Co więcej – Komisja uznała, że nowe przepisy nie mają wpływu na zwiększenie nielegalnego obrotu, chociaż nie mają na to żadnego dowodu. To absurdalne.
Oczywiście, wprowadzono metodę "tracking&tracing", która ułatwia ściganie przemytników, ale to nie załatwia wszystkiego, szczególnie w takim kraju jak Polska, gdzie największym problemem jest nielegalny handel na miejscu. Papierosy, produkowane w Rosji i na Białorusi w świetle ich prawa legalnie przyjeżdżają tutaj i tu są sprzedawane.
I tak, palenie wciąż jest głównie problemem zdrowotnym, ale trzeba myśleć także o innych skutkach tego zjawiska. Tym bardziej, że efekty stosowanych przez Unię metod w walce z palaczami nie są oczywiste. Czy naprawdę takie regulacje powodują, że rzuca się palenie? Chyba nie. Zakazać mentoli, bo sięgają po nie młodzi ludzie? Być może tak jest, ale to nie skłoni ich do niekupowania papierosów, tylko do szukania ich na czarnym rynku.
Czy Unia Europejska słucha Waszego głosu?
ES: Nie. Na naszej stronie pojawił się niedawno raport dotyczący tej ustawy. Stwierdzam w nim jasno, że Komisja Europejska, choć ma obowiązek zbadać jaki będzie wpływ tej ustawy na przestępczość, nie zrobiła tego. Nie stosuje się nawet do własnych reguł. Wygląda to tak jakby zamiatali cały problem pod dywan, a na koniec mówili: chcemy, żeby ludzie przestawali palić, nawet kosztem zwiększenia przestępczości. Nie mielibyśmy z tym problemu, gdyby politycy oficjalnie to przyznali, że wolą osiągnąć cel ograniczenia liczby palaczy w zamian za większą przestępczość.

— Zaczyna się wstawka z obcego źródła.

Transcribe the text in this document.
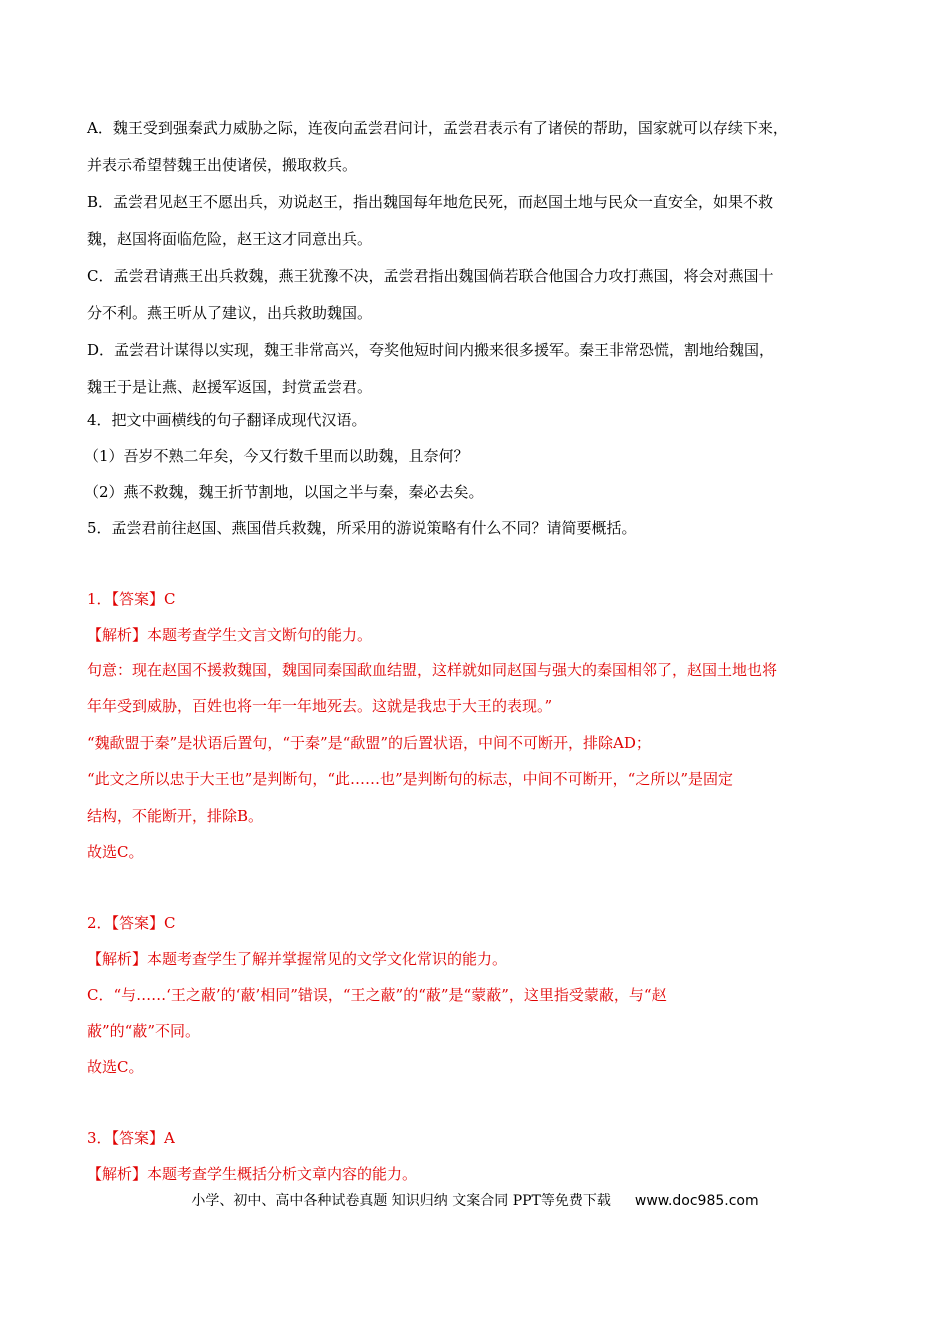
A．魏王受到强秦武力威胁之际，连夜向孟尝君问计，孟尝君表示有了诸侯的帮助，国家就可以存续下来，
并表示希望替魏王出使诸侯，搬取救兵。
B．孟尝君见赵王不愿出兵，劝说赵王，指出魏国每年地危民死，而赵国土地与民众一直安全，如果不救
魏，赵国将面临危险，赵王这才同意出兵。
C．孟尝君请燕王出兵救魏，燕王犹豫不决，孟尝君指出魏国倘若联合他国合力攻打燕国，将会对燕国十
分不利。燕王听从了建议，出兵救助魏国。
D．孟尝君计谋得以实现，魏王非常高兴，夸奖他短时间内搬来很多援军。秦王非常恐慌，割地给魏国，
魏王于是让燕、赵援军返国，封赏孟尝君。
4．把文中画横线的句子翻译成现代汉语。
（1）吾岁不熟二年矣，今又行数千里而以助魏，且奈何？
（2）燕不救魏，魏王折节割地，以国之半与秦，秦必去矣。
5．孟尝君前往赵国、燕国借兵救魏，所采用的游说策略有什么不同？请简要概括。
1．【答案】C
【解析】本题考查学生文言文断句的能力。
句意：现在赵国不援救魏国，魏国同秦国歃血结盟，这样就如同赵国与强大的秦国相邻了，赵国土地也将
年年受到威胁，百姓也将一年一年地死去。这就是我忠于大王的表现。”
“魏歃盟于秦”是状语后置句，“于秦”是“歃盟”的后置状语，中间不可断开，排除AD；
“此文之所以忠于大王也”是判断句，“此……也”是判断句的标志，中间不可断开，“之所以”是固定
结构，不能断开，排除B。
故选C。
2．【答案】C
【解析】本题考查学生了解并掌握常见的文学文化常识的能力。
C．“与……‘王之蔽’的‘蔽’相同”错误，“王之蔽”的“蔽”是“蒙蔽”，这里指受蒙蔽，与“赵
蔽”的“蔽”不同。
故选C。
3．【答案】A
【解析】本题考查学生概括分析文章内容的能力。
小学、初中、高中各种试卷真题 知识归纳 文案合同 PPT等免费下载 www.doc985.com
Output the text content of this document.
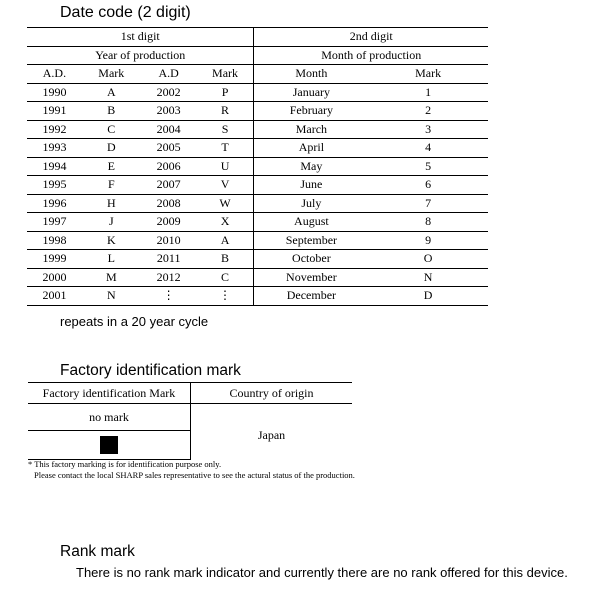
Date code (2 digit)
1st digit				2nd digit	
Year of production				Month of production	
A.D.	Mark	A.D	Mark	Month	Mark
1990	A	2002	P	January	1
1991	B	2003	R	February	2
1992	C	2004	S	March	3
1993	D	2005	T	April	4
1994	E	2006	U	May	5
1995	F	2007	V	June	6
1996	H	2008	W	July	7
1997	J	2009	X	August	8
1998	K	2010	A	September	9
1999	L	2011	B	October	O
2000	M	2012	C	November	N
2001	N	⋮	⋮	December	D
repeats in a 20 year cycle
Factory identification mark
Factory identification Mark	Country of origin
no mark	Japan

* This factory marking is for identification purpose only.
Please contact the local SHARP sales representative to see the actural status of the production.
Rank mark
There is no rank mark indicator and currently there are no rank offered for this device.
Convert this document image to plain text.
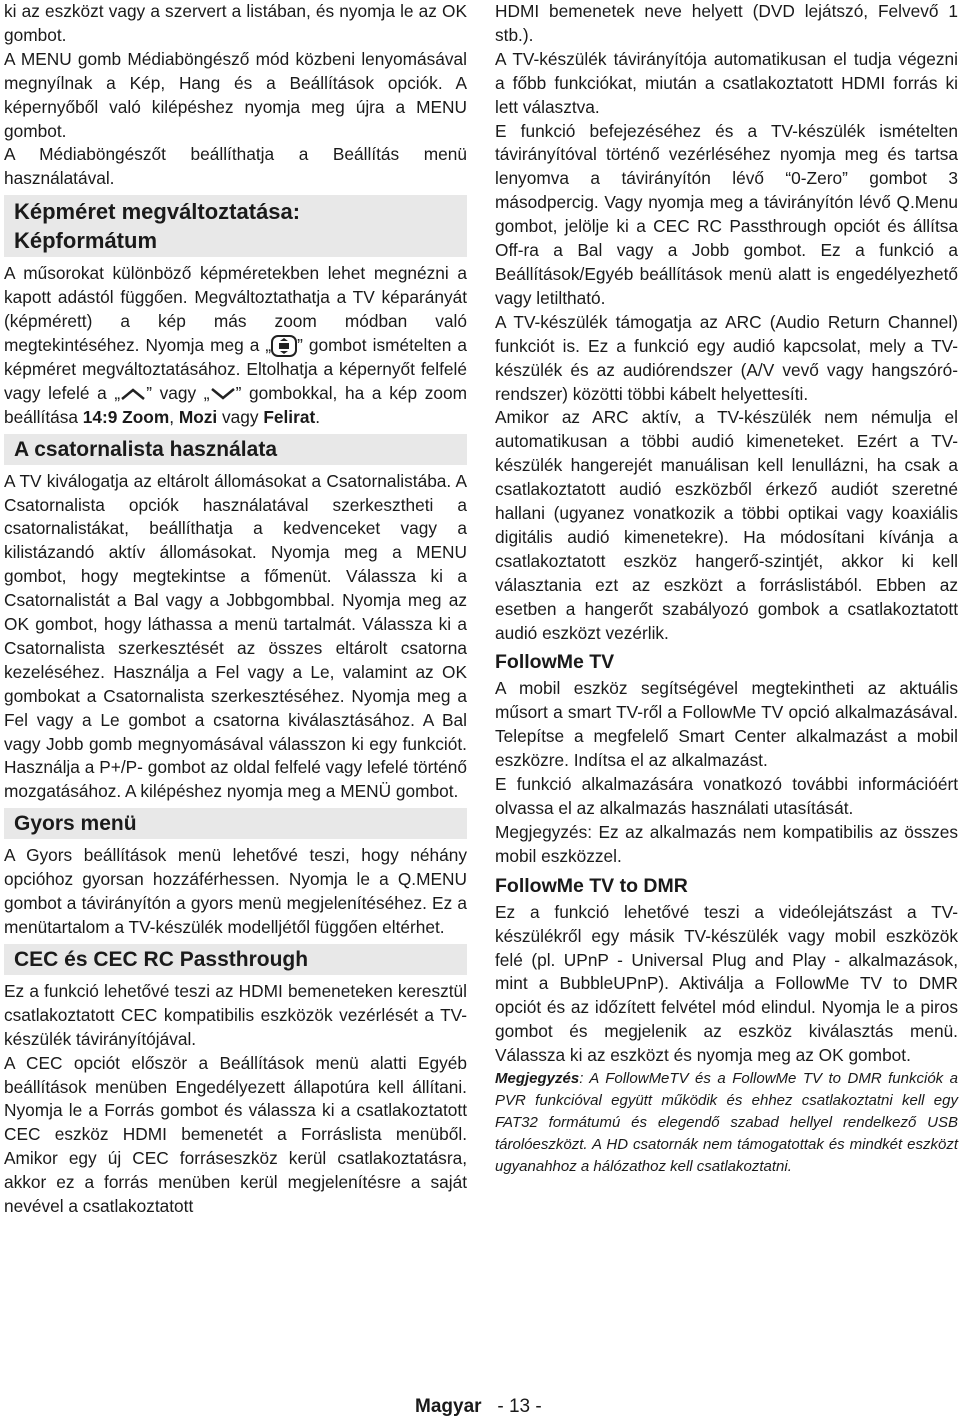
ki az eszközt vagy a szervert a listában, és nyomja le az OK gombot.

A MENU gomb Médiaböngésző mód közbeni lenyomásával megnyílnak a Kép, Hang és a Beállítások opciók. A képernyőből való kilépéshez nyomja meg újra a MENU gombot.

A Médiaböngészőt beállíthatja a Beállítás menü használatával.

Képméret megváltoztatása:
Képformátum

A műsorokat különböző képméretekben lehet megnézni a kapott adástól függően. Megváltoztathatja a TV képarányát (képmérett) a kép más zoom módban való megtekintéséhez. Nyomja meg a „ ” gombot ismételten a képméret megváltoztatásához. Eltolhatja a képernyőt felfelé vagy lefelé a „ ” vagy „ ” gombokkal, ha a kép zoom beállítása 14:9 Zoom, Mozi vagy Felirat.

A csatornalista használata

A TV kiválogatja az eltárolt állomásokat a Csatornalistába. A Csatornalista opciók használatával szerkesztheti a csatornalistákat, beállíthatja a kedvenceket vagy a kilistázandó aktív állomásokat. Nyomja meg a MENU gombot, hogy megtekintse a főmenüt. Válassza ki a Csatornalistát a Bal vagy a Jobbgombbal. Nyomja meg az OK gombot, hogy láthassa a menü tartalmát. Válassza ki a Csatornalista szerkesztését az összes eltárolt csatorna kezeléséhez. Használja a Fel vagy a Le, valamint az OK gombokat a Csatornalista szerkesztéséhez. Nyomja meg a Fel vagy a Le gombot a csatorna kiválasztásához. A Bal vagy Jobb gomb megnyomásával válasszon ki egy funkciót. Használja a P+/P- gombot az oldal felfelé vagy lefelé történő mozgatásához. A kilépéshez nyomja meg a MENÜ gombot.

Gyors menü

A Gyors beállítások menü lehetővé teszi, hogy néhány opcióhoz gyorsan hozzáférhessen. Nyomja le a Q.MENU gombot a távirányítón a gyors menü megjelenítéséhez. Ez a menütartalom a TV-készülék modelljétől függően eltérhet.

CEC és CEC RC Passthrough

Ez a funkció lehetővé teszi az HDMI bemeneteken keresztül csatlakoztatott CEC kompatibilis eszközök vezérlését a TV-készülék távirányítójával.

A CEC opciót először a Beállítások menü alatti Egyéb beállítások menüben Engedélyezett állapotúra kell állítani. Nyomja le a Forrás gombot és válassza ki a csatlakoztatott CEC eszköz HDMI bemenetét a Forráslista menüből. Amikor egy új CEC forráseszköz kerül csatlakoztatásra, akkor ez a forrás menüben kerül megjelenítésre a saját nevével a csatlakoztatott

HDMI bemenetek neve helyett (DVD lejátszó, Felvevő 1 stb.).

A TV-készülék távirányítója automatikusan el tudja végezni a főbb funkciókat, miután a csatlakoztatott HDMI forrás ki lett választva.

E funkció befejezéséhez és a TV-készülék ismételten távirányítóval történő vezérléséhez nyomja meg és tartsa lenyomva a távirányítón lévő “0-Zero” gombot 3 másodpercig. Vagy nyomja meg a távirányítón lévő Q.Menu gombot, jelölje ki a CEC RC Passthrough opciót és állítsa Off-ra a Bal vagy a Jobb gombot. Ez a funkció a Beállítások/Egyéb beállítások menü alatt is engedélyezhető vagy letiltható.

A TV-készülék támogatja az ARC (Audio Return Channel) funkciót is. Ez a funkció egy audió kapcsolat, mely a TV-készülék és az audiórendszer (A/V vevő vagy hangszóró-rendszer) közötti többi kábelt helyettesíti.

Amikor az ARC aktív, a TV-készülék nem némulja el automatikusan a többi audió kimeneteket. Ezért a TV-készülék hangerejét manuálisan kell lenullázni, ha csak a csatlakoztatott audió eszközből érkező audiót szeretné hallani (ugyanez vonatkozik a többi optikai vagy koaxiális digitális audió kimenetekre). Ha módosítani kívánja a csatlakoztatott eszköz hangerő-szintjét, akkor ki kell választania ezt az eszközt a forráslistából. Ebben az esetben a hangerőt szabályozó gombok a csatlakoztatott audió eszközt vezérlik.

FollowMe TV

A mobil eszköz segítségével megtekintheti az aktuális műsort a smart TV-ről a FollowMe TV opció alkalmazásával. Telepítse a megfelelő Smart Center alkalmazást a mobil eszközre. Indítsa el az alkalmazást.

E funkció alkalmazására vonatkozó további információért olvassa el az alkalmazás használati utasítását.

Megjegyzés: Ez az alkalmazás nem kompatibilis az összes mobil eszközzel.

FollowMe TV to DMR

Ez a funkció lehetővé teszi a videólejátszást a TV-készülékről egy másik TV-készülék vagy mobil eszközök felé (pl. UPnP - Universal Plug and Play - alkalmazások, mint a BubbleUPnP). Aktiválja a FollowMe TV to DMR opciót és az időzített felvétel mód elindul. Nyomja le a piros gombot és megjelenik az eszköz kiválasztás menü. Válassza ki az eszközt és nyomja meg az OK gombot.

Megjegyzés: A FollowMeTV és a FollowMe TV to DMR funkciók a PVR funkcióval együtt működik és ehhez csatlakoztatni kell egy FAT32 formátumú és elegendő szabad hellyel rendelkező USB tárolóeszközt. A HD csatornák nem támogatottak és mindkét eszközt ugyanahhoz a hálózathoz kell csatlakoztatni.

Magyar - 13 -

FC: Regulacje powinny być mądre i iść w parze z dobrą edukacją. Nadmierne regulowanie za wszelką cenę na pewno nie pomoże.
W takim razie w jaki sposób można zainteresować społeczeństwo tą kwestią, by naciskało na polityków? Większość ludzi mówi, że skoro nikomu nie dzieje się krzywda, to po co się przejmować przemytem czy nielegalnym handlem.
Dla Polaków powinno być to istotne, bo polska gospodarka się wciąż rozwija, a przemysł tytoniowy jest bardzo ważny dla tutejszej gospodarki. Więcej przemytu i nielegalnych papierosów oznacza osłabienie tej gałęzi.
Poza tym, wiele z tych osób, które przemycają i sprzedają papierosy, zajmuje się również bronią, narkotykami, przemytem paliwa. Jeśli się nic z tym nie robi, w końcu powstanie w kraju gospodarka oparta o przestępczość. W latach 90-tych w Polsce przemyt był bardzo aktywny, a obywatele na tym tracili. Dlatego trzeba z tym walczyć: żeby nie wrócić do tamtego stanu gospodarki.
Na koniec wreszcie: jeśli chodzi o nielegalne papierosy, to nigdy nie wiadomo, jak są produkowane, jaki jest ich skład. Oczywiście, ogólnie papierosy są bardzo niezdrowe, ale gdy testowaliśmy nielegalne wyroby tytoniowe, znaleźliśmy w nich sporo substancji toksycznych. To takie samo dobro konsumenckie, jak każde inne – powinniśmy dbać o jego jakość.